After finishing his engineering from IIT Delhi, he went to Harvard Business School for his MBA. At 45, he was made the chief of McKinsey, the first non-US-born executive to run it, considered then the most influential consulting firm. Clearly there was no holding him back. At the same time he seemed never to lose his focus on India, trying to give back to his homeland in diverse ways. “Try to make other people successful. If you work on making other people successful, they will in turn make you successful beyond your dreams.” This was the advice that Gupta gave to students at the Indian School of Business, Hyderabad, the B-school that he helped start. Figures such as Gupta, have become stories of achieving success the old-fashioned way, through sheer grit and determination, through relentless hard work.
However, if found guilty of charges of insider trading, this prominent global Indian could face 20 years or more in federal prison. Detractors argue that much of the evidence against him is circumstantial, that wire-tapping as a means of gathering evidence is justifiable only in the absence of other reasonable means, etc. But public opinion is fast to form around an issue. The common man on the street feels vindicated if wrongdoings by the big-wigs are brought within the purview of justice.
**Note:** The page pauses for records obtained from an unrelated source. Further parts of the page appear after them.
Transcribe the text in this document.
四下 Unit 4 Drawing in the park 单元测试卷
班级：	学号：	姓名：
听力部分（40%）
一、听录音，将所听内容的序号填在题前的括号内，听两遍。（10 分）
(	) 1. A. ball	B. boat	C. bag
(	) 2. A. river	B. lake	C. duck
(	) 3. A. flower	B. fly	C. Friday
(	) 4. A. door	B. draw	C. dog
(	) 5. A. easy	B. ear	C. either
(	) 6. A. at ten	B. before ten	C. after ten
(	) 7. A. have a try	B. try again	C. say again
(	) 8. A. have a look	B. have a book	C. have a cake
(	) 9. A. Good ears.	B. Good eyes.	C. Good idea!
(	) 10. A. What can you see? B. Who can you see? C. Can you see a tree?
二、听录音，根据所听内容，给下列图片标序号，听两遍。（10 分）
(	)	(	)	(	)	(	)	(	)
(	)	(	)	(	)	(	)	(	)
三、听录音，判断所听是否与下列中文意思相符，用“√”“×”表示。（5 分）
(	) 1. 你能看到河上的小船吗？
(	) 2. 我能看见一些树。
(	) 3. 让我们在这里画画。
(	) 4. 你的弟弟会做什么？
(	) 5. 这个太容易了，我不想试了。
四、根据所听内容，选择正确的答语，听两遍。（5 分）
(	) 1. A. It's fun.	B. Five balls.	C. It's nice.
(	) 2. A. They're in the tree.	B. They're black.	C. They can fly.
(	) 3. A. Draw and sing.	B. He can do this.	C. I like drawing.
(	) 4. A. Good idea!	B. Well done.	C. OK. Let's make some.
It takes years to build a reputation that a few moments’ frailties, a crucial error of judgement, the smallest slip can undo.
On January 7, 2009, the world woke up to shocked silence when Ramalinga Raju founder of Satyam Computers admitted to committing fraud and cheating six million shareholders. He admitted to a botched acquisition attempt involving Maytas in December 2008 that led to a plunge in the share price of Satyam. In his letter of resignation from the Satyam board Raju indicated that the dupery was of such mammoth proportions that “It was like riding a tiger, not knowing how to get off without being eaten." Here was another corporate leader who would be remembered in Indian business history—not the way he would have wanted, as a successful software entrepreneur, but as the perpetrator of the country’s biggest corporate fraud. A person of humble origins, Raju went into the software services business after returning from the US with a coveted MBA degree from the Ohio University with big dreams. His vision slowly took shape and Satyam Computers became a household name in the ITES sector. No one who had followed his rise in career could have imagined an end like the one Raju went on to have.
Why then do success stories such as those of Rajat Gupta or Ramalinga Raju do a volte face and turn into murky tales of corporate greed and scandalous conduct? What is it in the human mind that suddenly blurs the sense of right and wrong? Is it what the ancient Greeks called “hubris” [by definition, a loss of contact with reality and an overestimation of one's own competence or capabilities, especially when the person exhibiting it is in a position of power]? In classical literatures of almost all cultures, and especially of Western culture, the notion of a tragic hero has in it the seeds or germs of corruption even when its essence is made up of exalted qualities such as a penchant for excellence, the vision of things greater than what is allowed by one’s immediate reality, the zeal to push the envelope, so to speak. Such an individual inspires us, holds our attention in awe. Then when he falls from grace we experience a vicarious fear laced with thrill and finally a cathartic relief that the ill fate has befallen that individual whom we were putting on a pedestal a while ago and that we have been spared of its ramifications.
On a much simpler level, in more worldly and less metaphysical terms, Subroto Bagchi, co-founder of MindTree Corp., writes in his blog: “I reached out to a world-wide group of people I deeply admire for their professionalism while writing The Professional. I had asked them these three questions: what qualities did they admire in a “professional”? What were some of their own uplifting experiences in dealing with other professionals? Three, what were their recollections of unprofessional conduct? These men and women, from a diverse set of fields, indicated a list of qualities…” He then goes on to collate a list, which interestingly is topped by “integrity”, the one quality that is most prominent amongst all leaders and all professionals. Integrity is a pre-requisite for any professional.
There is no scope for any debate there. Intelligence without integrity is like a body without a soul. However, to pass judgement on an erring individual from the comforts of one’s couch is perhaps a fallacy. All of us watch news-clips on television but perhaps these are also occasions that warrant us to look into the deep abyss of our own souls. What we see on television are facts. But facts cannot and should not be confused with truth. The truth is shrouded in mystery. Visible, tangible facts are that the Rajus and Guptas have failed at the altar of integrity. The truth to uncover is whether we as individuals would have passed the same test of temptation…
Black, white or shades of grey-that is the question.